While auto and gasoline station sales fell heavily in June, there was significant strength elsewhere that provided an equal offset. It may be that the weather has boosted retail footfall as people try to escape the heat, but there are still challenges for the sector from weak real income growth, a run down in savings levels, and high borrowing costs.
 

Retailers beat expectations in June

The June US retail sales report is certainly stronger than expected although headline sales on the month were still only flat on the month. The consensus was for a 0.3% month-on-month drop and the May figure was revised up two tenths of a percentage point to 0.3% MoM growth. The details show motor vehicle sales fell 2% MoM, which was broadly in line with the auto volume sales, which we already knew. Gasoline station sales fell 3% MoM due primarily to lower prices while sporting goods saw sales dip 0.1%.

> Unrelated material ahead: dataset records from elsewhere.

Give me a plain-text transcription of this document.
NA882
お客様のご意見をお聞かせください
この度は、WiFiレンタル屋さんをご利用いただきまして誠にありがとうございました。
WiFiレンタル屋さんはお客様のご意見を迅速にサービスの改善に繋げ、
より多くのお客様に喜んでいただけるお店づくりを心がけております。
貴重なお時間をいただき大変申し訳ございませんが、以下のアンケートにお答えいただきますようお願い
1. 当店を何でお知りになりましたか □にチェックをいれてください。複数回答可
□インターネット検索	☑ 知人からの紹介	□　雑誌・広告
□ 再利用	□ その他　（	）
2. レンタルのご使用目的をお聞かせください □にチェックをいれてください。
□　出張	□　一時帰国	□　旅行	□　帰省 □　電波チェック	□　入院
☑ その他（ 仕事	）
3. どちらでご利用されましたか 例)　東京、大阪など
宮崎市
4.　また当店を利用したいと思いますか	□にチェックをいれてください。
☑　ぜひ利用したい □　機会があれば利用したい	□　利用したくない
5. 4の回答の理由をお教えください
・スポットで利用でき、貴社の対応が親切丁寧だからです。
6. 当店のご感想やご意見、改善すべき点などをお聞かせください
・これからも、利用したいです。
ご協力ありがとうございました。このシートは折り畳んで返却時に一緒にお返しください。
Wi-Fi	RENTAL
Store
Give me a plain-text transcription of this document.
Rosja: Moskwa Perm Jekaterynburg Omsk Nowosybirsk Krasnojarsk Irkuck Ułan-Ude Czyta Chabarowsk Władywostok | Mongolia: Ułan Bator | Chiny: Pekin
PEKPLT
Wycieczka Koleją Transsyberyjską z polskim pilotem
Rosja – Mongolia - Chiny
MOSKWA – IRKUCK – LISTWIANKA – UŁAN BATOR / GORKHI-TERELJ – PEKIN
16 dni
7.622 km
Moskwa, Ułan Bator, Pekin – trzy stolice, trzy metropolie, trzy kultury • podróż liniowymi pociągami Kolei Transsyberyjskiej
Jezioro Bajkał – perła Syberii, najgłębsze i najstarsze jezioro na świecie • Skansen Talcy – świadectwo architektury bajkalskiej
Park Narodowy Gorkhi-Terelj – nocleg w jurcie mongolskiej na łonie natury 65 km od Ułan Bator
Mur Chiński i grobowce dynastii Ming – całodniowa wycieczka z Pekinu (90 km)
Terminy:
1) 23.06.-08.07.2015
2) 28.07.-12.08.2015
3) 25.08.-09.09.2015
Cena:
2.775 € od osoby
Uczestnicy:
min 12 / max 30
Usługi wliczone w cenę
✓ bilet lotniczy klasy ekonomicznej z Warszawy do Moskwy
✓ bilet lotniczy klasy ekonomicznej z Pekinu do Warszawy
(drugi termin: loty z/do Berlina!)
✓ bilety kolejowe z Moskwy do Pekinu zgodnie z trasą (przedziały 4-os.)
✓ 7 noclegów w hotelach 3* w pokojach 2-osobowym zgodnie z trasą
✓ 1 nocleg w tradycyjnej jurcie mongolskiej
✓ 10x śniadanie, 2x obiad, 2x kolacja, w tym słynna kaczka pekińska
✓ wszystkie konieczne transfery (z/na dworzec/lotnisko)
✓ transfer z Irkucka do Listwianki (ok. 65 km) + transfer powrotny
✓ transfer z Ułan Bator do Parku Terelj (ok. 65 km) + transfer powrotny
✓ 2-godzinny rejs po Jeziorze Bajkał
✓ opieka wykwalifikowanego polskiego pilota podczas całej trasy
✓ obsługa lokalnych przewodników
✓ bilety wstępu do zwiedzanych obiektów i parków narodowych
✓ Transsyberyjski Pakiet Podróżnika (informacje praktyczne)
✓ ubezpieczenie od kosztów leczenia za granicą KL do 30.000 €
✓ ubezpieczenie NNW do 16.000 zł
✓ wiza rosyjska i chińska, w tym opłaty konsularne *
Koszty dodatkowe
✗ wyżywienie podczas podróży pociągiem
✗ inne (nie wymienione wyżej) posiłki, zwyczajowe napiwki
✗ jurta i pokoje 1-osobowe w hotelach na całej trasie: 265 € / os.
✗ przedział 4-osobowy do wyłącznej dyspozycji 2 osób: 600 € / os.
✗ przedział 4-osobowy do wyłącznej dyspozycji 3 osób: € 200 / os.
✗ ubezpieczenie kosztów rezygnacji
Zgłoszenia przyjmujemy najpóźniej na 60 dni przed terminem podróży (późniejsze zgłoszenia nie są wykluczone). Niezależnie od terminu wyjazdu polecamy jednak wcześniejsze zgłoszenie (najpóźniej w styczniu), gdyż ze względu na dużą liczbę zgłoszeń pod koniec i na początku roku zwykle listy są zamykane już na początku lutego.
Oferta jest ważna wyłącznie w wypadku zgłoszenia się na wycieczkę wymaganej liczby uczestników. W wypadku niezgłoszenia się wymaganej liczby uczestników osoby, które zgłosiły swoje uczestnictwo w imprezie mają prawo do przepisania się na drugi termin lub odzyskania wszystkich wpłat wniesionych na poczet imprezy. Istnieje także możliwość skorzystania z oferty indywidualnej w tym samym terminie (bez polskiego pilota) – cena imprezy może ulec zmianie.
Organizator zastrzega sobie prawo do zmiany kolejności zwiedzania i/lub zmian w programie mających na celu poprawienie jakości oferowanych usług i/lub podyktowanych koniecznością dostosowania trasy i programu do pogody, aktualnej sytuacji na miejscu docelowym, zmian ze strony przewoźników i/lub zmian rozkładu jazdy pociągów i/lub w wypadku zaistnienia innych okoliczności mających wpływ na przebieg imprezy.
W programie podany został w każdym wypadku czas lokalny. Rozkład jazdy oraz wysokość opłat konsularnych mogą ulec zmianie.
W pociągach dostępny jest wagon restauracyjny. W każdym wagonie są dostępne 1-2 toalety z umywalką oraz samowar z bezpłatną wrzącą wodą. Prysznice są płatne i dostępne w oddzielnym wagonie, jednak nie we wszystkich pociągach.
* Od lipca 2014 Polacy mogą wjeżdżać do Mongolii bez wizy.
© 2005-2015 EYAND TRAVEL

However, all other areas were strong. Non-store (largely internet) saw sales rise 1.9% MoM, building materials jumped 1.4%, clothing and furniture both increased 0.6% with health and personal care up 0.9%. It may be that hot, sticky weather has incentivized households to spend more time in the AC-controlled environments of retail stores and shopping malls and that has helped to lift sales somewhat. We will see if the weather has tempered some of the services data next week when we get the full consumer spending breakdown.

Nominal and real retail sales levels (Jan 2020 = 100)

Source: Macrobond, ING

Nonetheless, the data reflects nominal US dollar value changes. The chart above shows that real (volume) terms retail sales remain around 4 percentage points below their 2021 peak and it is volume growth that matters for GDP – the advanced second quarter estimate is released next Thursday. Moreover, retail sales as a proportion of total consumer spending is converging on the pre-pandemic trend after having spiked in 2020 and 2021.

Retail sales as a % of total consumer spending

Source: Macrobond, ING
 

Challenges remain with spending set to revert to a slowing trend

Next week’s GDP report is set to confirm that the run rate on real consumer spending growth has halved between the second half of 2023 and the first half of 2024 and we expect it to cool further through the rest of this year. Flat real household disposable incomes are constraining spending power while the exhaustion of pandemic-era accrued savings means there are fewer resources from this pot to keep spending going. High consumer credit costs make borrowing to fund spending painfully expensive too. Coupled with declining consumer confidence readings amid rising unemployment rates and it all points to a consumer sector that is becoming more cautious.

Slower consumer spending growth, moderating inflation, and an upward trend in the unemployment rate are the ingredients needed to justify the Fed moving policy to a slightly less restrictive position from September.